Kanlaon erupted on December 9, 2024, releasing a plume of volcanic ash and pyroclastic flow that reached 4000 m

When an emulsion of volcanic gas and magma falls back to the ground, it can create a density current called a pyroclastic flow. The emulsion is somewhat fluidised by the gas, allowing it to spread. These can often climb over obstacles, and devastate human life. Earthly pyroclastic flows can travel at up to 80 km per hour and reach temperatures of 200 to 700 C. The high temperatures can burn flammable materials in the flow's path, including wood, vegetation, and buildings. Alternately, when an eruption has contact with snow, crater lakes, or wet soil in large amounts, water mixing into the flow can create lahars, which pose significant known risks worldwide.

===Types===
1. Vulcanian eruption
2. Peléan eruption
3. Plinian eruption
- Consequences:
  - Eruption column
  - Pyroclastic flow
  - Pyroclastic fall
  - Pyroclastic surge

=== Other mechanisms ===
An explosive eruption is usually triggered by exsolution of volatiles but there are other ways to create an explosive eruption.
====Phreatic eruption====
A phreatic eruption can occur when hot water under pressure is depressurised. Depressurisation reduces the boiling point of the water, so when depressurised the water suddenly boils. Or it may happen when groundwater is suddenly heated, flashing to steam suddenly. When the water turns into steam, it expands at supersonic speeds, up to 1,700 times its original volume. This can be enough to shatter solid rock, and hurl rock fragments hundreds of metres.

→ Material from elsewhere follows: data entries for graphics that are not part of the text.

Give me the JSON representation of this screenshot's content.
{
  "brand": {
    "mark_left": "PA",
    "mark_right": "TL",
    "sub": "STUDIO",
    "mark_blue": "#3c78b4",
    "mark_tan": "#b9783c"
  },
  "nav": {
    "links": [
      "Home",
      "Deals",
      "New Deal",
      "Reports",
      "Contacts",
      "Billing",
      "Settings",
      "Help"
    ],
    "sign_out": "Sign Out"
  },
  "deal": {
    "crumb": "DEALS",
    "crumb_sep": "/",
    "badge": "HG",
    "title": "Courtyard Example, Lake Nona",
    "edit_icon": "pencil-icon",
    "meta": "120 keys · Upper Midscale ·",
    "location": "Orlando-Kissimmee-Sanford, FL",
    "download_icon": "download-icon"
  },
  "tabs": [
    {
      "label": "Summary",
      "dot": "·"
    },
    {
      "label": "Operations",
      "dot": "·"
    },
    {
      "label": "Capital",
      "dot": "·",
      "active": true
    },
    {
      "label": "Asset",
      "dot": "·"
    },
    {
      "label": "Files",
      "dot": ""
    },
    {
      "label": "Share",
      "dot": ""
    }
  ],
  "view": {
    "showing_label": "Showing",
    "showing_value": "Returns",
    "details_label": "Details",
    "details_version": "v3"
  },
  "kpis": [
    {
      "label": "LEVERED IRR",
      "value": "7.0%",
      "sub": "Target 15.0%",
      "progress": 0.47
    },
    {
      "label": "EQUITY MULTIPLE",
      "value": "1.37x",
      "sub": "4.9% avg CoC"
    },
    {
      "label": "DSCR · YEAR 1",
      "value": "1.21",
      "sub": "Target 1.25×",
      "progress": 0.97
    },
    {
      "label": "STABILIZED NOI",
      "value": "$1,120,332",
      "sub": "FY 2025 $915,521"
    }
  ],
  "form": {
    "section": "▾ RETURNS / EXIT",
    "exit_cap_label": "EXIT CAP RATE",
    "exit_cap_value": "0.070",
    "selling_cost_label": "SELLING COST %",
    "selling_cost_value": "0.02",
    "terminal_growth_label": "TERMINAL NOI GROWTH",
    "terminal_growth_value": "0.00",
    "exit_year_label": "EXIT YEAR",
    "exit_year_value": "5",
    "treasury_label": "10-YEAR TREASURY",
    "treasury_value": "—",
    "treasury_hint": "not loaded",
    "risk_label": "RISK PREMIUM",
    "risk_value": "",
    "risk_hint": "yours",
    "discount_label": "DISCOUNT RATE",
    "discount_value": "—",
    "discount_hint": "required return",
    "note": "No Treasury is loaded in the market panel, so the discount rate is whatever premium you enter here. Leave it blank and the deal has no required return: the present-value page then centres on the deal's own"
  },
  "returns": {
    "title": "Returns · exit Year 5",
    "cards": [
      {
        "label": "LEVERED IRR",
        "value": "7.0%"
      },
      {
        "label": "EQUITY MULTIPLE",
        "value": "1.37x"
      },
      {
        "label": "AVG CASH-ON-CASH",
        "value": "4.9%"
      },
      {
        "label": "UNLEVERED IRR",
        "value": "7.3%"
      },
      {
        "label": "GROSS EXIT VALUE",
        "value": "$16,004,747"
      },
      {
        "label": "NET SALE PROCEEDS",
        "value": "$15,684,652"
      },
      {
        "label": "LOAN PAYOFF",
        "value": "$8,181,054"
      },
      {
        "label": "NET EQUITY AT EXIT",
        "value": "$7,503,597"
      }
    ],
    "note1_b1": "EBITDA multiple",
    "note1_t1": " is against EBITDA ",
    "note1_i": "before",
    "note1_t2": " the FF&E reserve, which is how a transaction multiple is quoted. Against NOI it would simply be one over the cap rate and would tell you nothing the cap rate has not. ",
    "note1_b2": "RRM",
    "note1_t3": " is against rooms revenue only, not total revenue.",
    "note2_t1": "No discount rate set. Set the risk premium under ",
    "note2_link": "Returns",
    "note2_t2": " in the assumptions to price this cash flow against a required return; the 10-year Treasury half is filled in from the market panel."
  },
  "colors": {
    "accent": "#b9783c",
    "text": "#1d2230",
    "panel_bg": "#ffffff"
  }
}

A phreatomagmatic eruption contains magmatic material, in contrast to a phreatic eruption which does not.

====Clathrate hydrates====
One mechanism for explosive cryovolcanism is cryomagma making contact with clathrate hydrates. Clathrate hydrates, if exposed to warm temperatures, readily decompose. A 1982 article pointed out the possibility that the production of pressurised gas upon destabilisation of clathrate hydrates making contact with warm rising magma could produce an explosion that breaks through the surface, resulting in explosive cryovolcanism.

====Water vapor in a vacuum====
If a fracture reaches the surface of an icy body and the column of rising water is exposed to the near-vacuum of the surface of most icy bodies, it will immediately start to boil, because its vapor pressure is much more than the ambient pressure. Not only that, but any volatiles in the water will exsolve. The combination of these processes will release droplets and vapor, which can rise up the fracture, creating a plume. This is thought to be partially responsible for Enceladus's ice plumes.